Which is the best university study space?

I tried them all


In most other unis if someone says they’re going to the library you’d know what they mean. In Bristol, there are so many options. Too many options. So I tested them out to see which was the best and most effective of them all.

The Wills Memorial Building

I’ve only been in Wills to get drunk or vaccinated, so I was excited to see the library.  It certainly didn’t disappoint.  It has more wings than a pack of Bodyform.  It has shelves full of important looking books.  It has a lot of dark wood.  I bumped into a friend who uses it, who summed it up as fancy, if a bit intimidating.  This library’s got class.

10/10 would study again.

What a dump

The Victoria Rooms

I did my research for this article.  I had a list of the university’s study spaces on my phone.  So imagine my disappointment when I swanned into the gorgeous Victoria Rooms to be told (a bit rudely I thought) that there were no study spaces.  When I referred to my list they told me that there are in fact study spaces, but they’re strictly for music students only.  They asked if I was a music student.  If I was I’d be the most lost music student in the history of music students, not to turn up to the Victoria Rooms ’til January.

It’s not really fair to rate it since I haven’t seen the inside.  Music students, leave a comment to let me know what I’m missing.  I bet they’re hiding something good in there.

Turned away

The Union

The union’s actually not a bad shout as a study space.  Lots of light, food, and all the furnishings are covered in that material you can draw on with your finger.  And while you’re there you can say hi to all your favourite Student Officers, whatserface, so-and-so and the one with the hair.

Eight balloons out of ten.

Unleash your creative potential

The Physics library

The Physics library is really nice, with a sort of social area and a quiet area. What a shame you have to go through the Physics building to get to it. It’s boiling hot, with a hospital vibe and scary signs on the doors about nuclear business.  Oh, and there’s the stairs. Flights of them. Numerous flights.

Might push through the building again to get to the library if things got desperate at exam time.  Six hot nerds out of ten.

This is why the Physics students are so buff

The ASS

Opposite the Physics building we have its antithesis, the infamous ASS library. Getting in is a series of trials. First you must get through the front doors without contracting lung cancer.

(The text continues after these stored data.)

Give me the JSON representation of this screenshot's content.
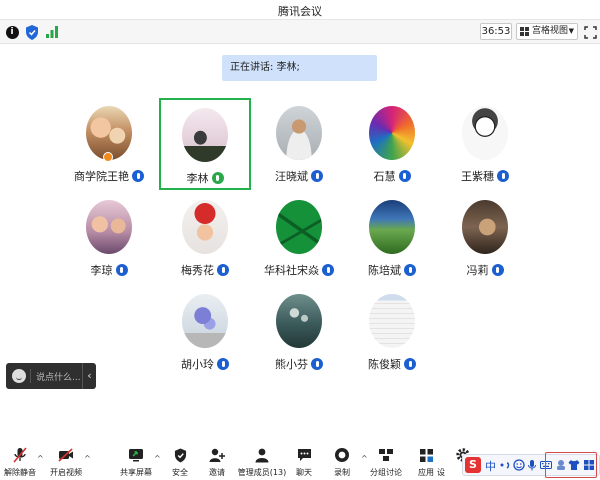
{
  "window": {
    "title": "腾讯会议"
  },
  "toolbar": {
    "timer": "36:53",
    "view_mode": "宫格视图"
  },
  "banner": {
    "speaking": "正在讲话: 李林;"
  },
  "participants": [
    {
      "name": "商学院王艳"
    },
    {
      "name": "李林"
    },
    {
      "name": "汪晓斌"
    },
    {
      "name": "石慧"
    },
    {
      "name": "王紫穗"
    },
    {
      "name": "李琼"
    },
    {
      "name": "梅秀花"
    },
    {
      "name": "华科社宋焱"
    },
    {
      "name": "陈培斌"
    },
    {
      "name": "冯莉"
    },
    {
      "name": "胡小玲"
    },
    {
      "name": "熊小芬"
    },
    {
      "name": "陈俊颖"
    }
  ],
  "comment": {
    "placeholder": "说点什么..."
  },
  "bottombar": {
    "unmute": "解除静音",
    "video": "开启视频",
    "share": "共享屏幕",
    "security": "安全",
    "invite": "邀请",
    "members": "管理成员(13)",
    "chat": "聊天",
    "record": "录制",
    "breakout": "分组讨论",
    "apps": "应用",
    "settings": "设"
  },
  "ime": {
    "lang": "中"
  }
}
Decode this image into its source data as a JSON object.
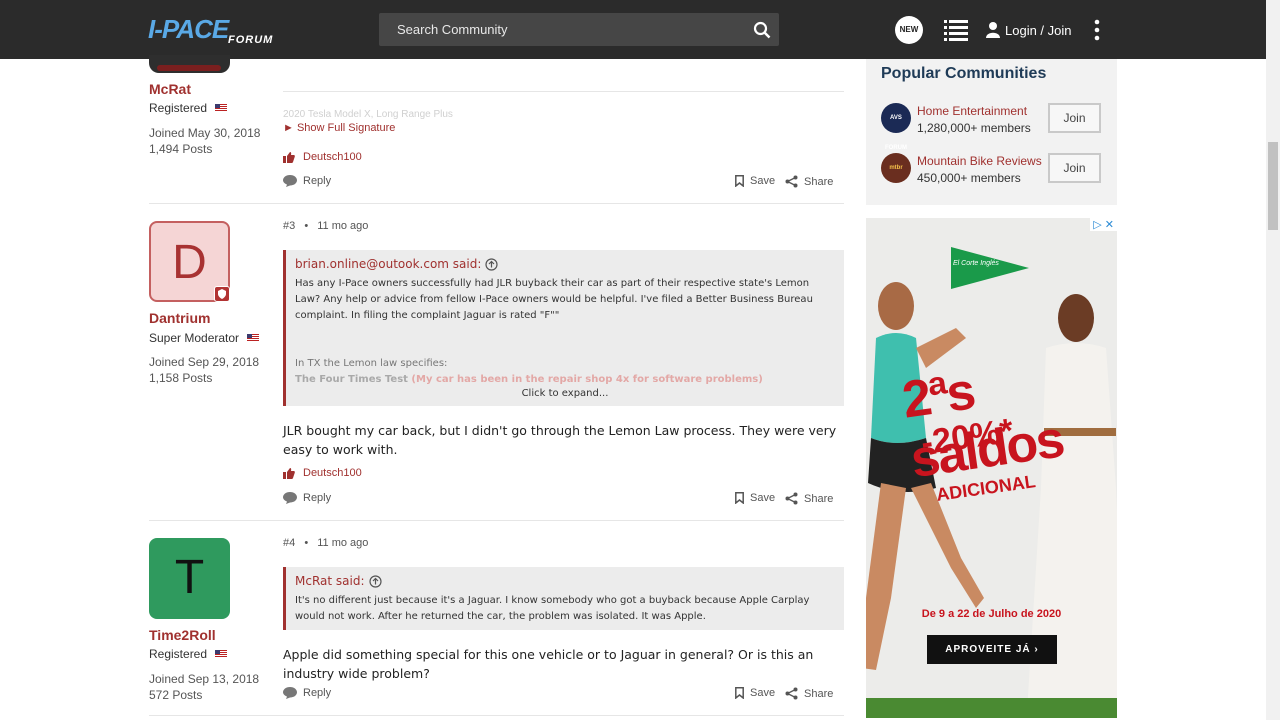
{
  "header": {
    "logo_main": "I-PACE",
    "logo_sub": "FORUM",
    "search_placeholder": "Search Community",
    "new_label": "NEW",
    "login_label": "Login / Join"
  },
  "posts": [
    {
      "user": "McRat",
      "role": "Registered",
      "joined": "Joined May 30, 2018",
      "posts_count": "1,494 Posts",
      "signature": "2020 Tesla Model X, Long Range Plus",
      "show_signature": "► Show Full Signature",
      "liker": "Deutsch100",
      "reply": "Reply",
      "save": "Save",
      "share": "Share"
    },
    {
      "user": "Dantrium",
      "role": "Super Moderator",
      "avatar_letter": "D",
      "joined": "Joined Sep 29, 2018",
      "posts_count": "1,158 Posts",
      "number": "#3",
      "time": "11 mo ago",
      "quote_author": "brian.online@outook.com said:",
      "quote_text": "Has any I-Pace owners successfully had JLR buyback their car as part of their respective state's Lemon Law? Any help or advice from fellow I-Pace owners would be helpful. I've filed a Better Business Bureau complaint. In filing the complaint Jaguar is rated \"F\"\"",
      "quote_text2": "In TX the Lemon law specifies:",
      "quote_text3a": "The Four Times Test",
      "quote_text3b": "(My car has been in the repair shop 4x for software problems)",
      "expand": "Click to expand...",
      "body": "JLR bought my car back, but I didn't go through the Lemon Law process. They were very easy to work with.",
      "liker": "Deutsch100",
      "reply": "Reply",
      "save": "Save",
      "share": "Share"
    },
    {
      "user": "Time2Roll",
      "role": "Registered",
      "avatar_letter": "T",
      "joined": "Joined Sep 13, 2018",
      "posts_count": "572 Posts",
      "number": "#4",
      "time": "11 mo ago",
      "quote_author": "McRat said:",
      "quote_text": "It's no different just because it's a Jaguar. I know somebody who got a buyback because Apple Carplay would not work. After he returned the car, the problem was isolated. It was Apple.",
      "body": "Apple did something special for this one vehicle or to Jaguar in general? Or is this an industry wide problem?",
      "reply": "Reply",
      "save": "Save",
      "share": "Share"
    }
  ],
  "sidebar": {
    "title": "Popular Communities",
    "communities": [
      {
        "name": "Home Entertainment",
        "members": "1,280,000+ members",
        "join": "Join",
        "icon_text": "AVS FORUM"
      },
      {
        "name": "Mountain Bike Reviews",
        "members": "450,000+ members",
        "join": "Join",
        "icon_text": "mtbr"
      }
    ]
  },
  "ad": {
    "brand": "El Corte Inglés",
    "headline": "2ªs saldos",
    "discount": "-20%*",
    "sub": "ADICIONAL",
    "dates": "De 9 a 22 de Julho de 2020",
    "cta": "APROVEITE JÁ ›"
  }
}
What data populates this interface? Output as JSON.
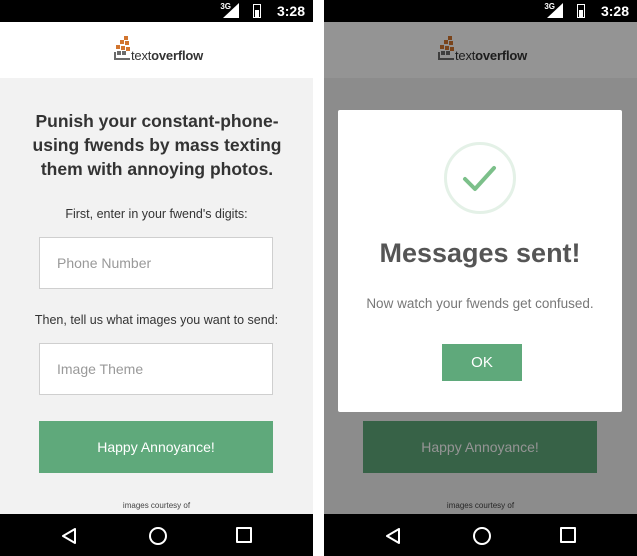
{
  "status_bar": {
    "network": "3G",
    "time": "3:28"
  },
  "header": {
    "logo_text_plain": "text",
    "logo_text_bold": "overflow"
  },
  "form": {
    "headline": "Punish your constant-phone-using fwends by mass texting them with annoying photos.",
    "phone_label": "First, enter in your fwend's digits:",
    "phone_placeholder": "Phone Number",
    "theme_label": "Then, tell us what images you want to send:",
    "theme_placeholder": "Image Theme",
    "submit_label": "Happy Annoyance!",
    "credit": "images courtesy of"
  },
  "dialog": {
    "title": "Messages sent!",
    "message": "Now watch your fwends get confused.",
    "ok_label": "OK"
  },
  "colors": {
    "accent": "#5fa97b",
    "logo_orange": "#d2752f",
    "logo_gray": "#6b6b6b"
  },
  "icons": [
    "signal-icon",
    "battery-icon",
    "back-icon",
    "home-icon",
    "recents-icon",
    "checkmark-icon",
    "logo-icon"
  ]
}
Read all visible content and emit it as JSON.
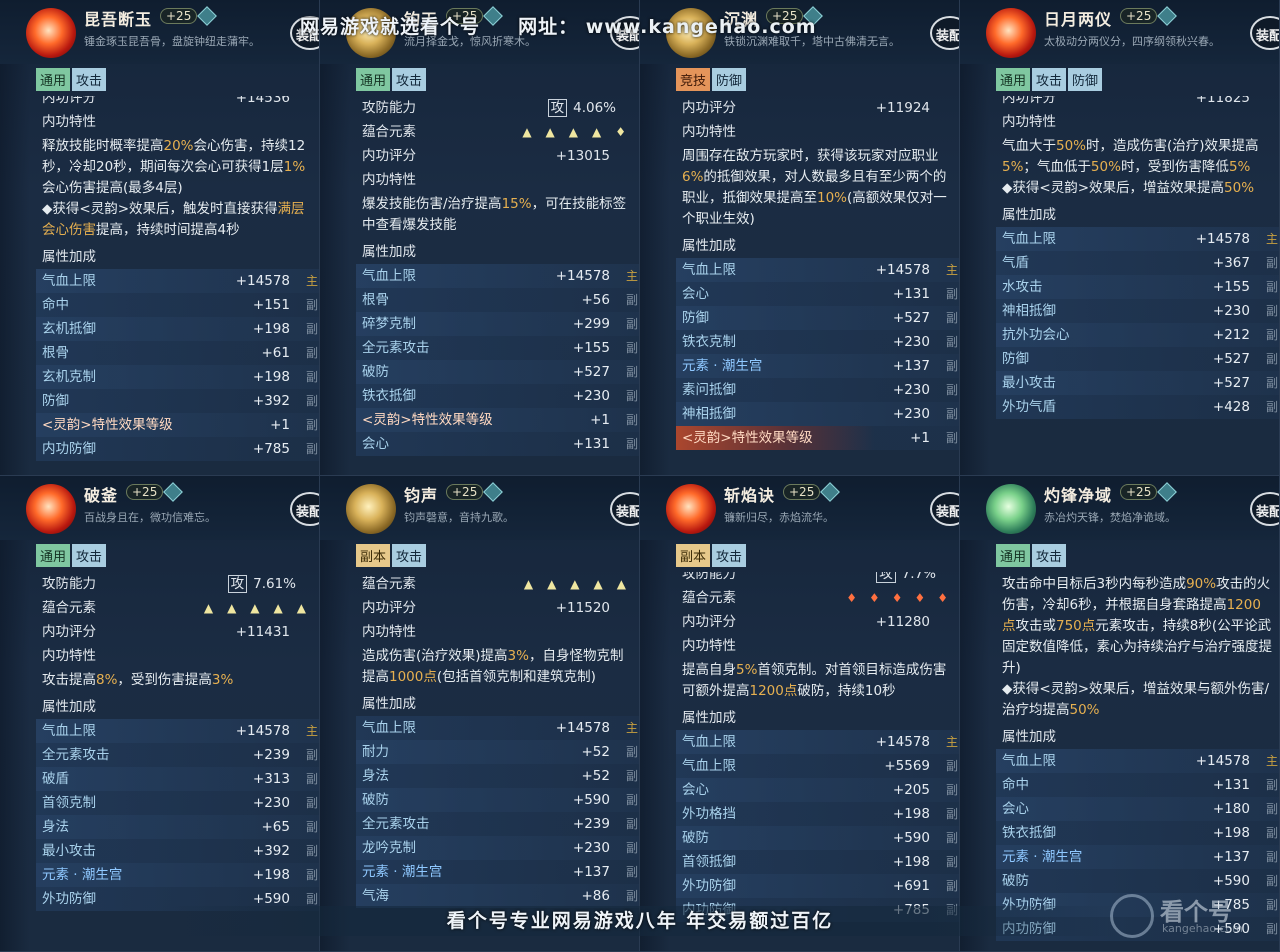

Next, you must battle the urge to chat and eat hummus with your friends in the social area. The last trial is actually finding a seat. Few survive.

Seven carrot sticks out of ten.

The Multifaith Chaplaincy

This one’s a bit out of left field but it’s a bit of a gem.  It’s a smallish, quiet space inside with a communal kitchen where you can keep your own food or buy whatever’s been made that day.  It’s usually a soup with an adorable name like “give peas a chance”.  Oh, but there’s a strict no meat rule, so leave the Fridge Raiders behind.

Seven quorns out of ten.

More faith than George Michael

The Chemistry Library

As a social scientist I was way out of my comfort zone trying to find the chemistry library. This place is more heavily guarded than V-Shed on a local’s night. When the fire alarm’s not going off I’m told this is a great study space. It’s pleasing to the eye and has a funny little bell in a glass case. It’s magical. But who knew chemistry students had to read so much? I suppose man can’t live on bunsen burners alone.

Nine burnt eyebrows out of ten.

The Chemistry library, where colour blocking never goes out of style

If all else fails, just stay at home.  It’s where the food is.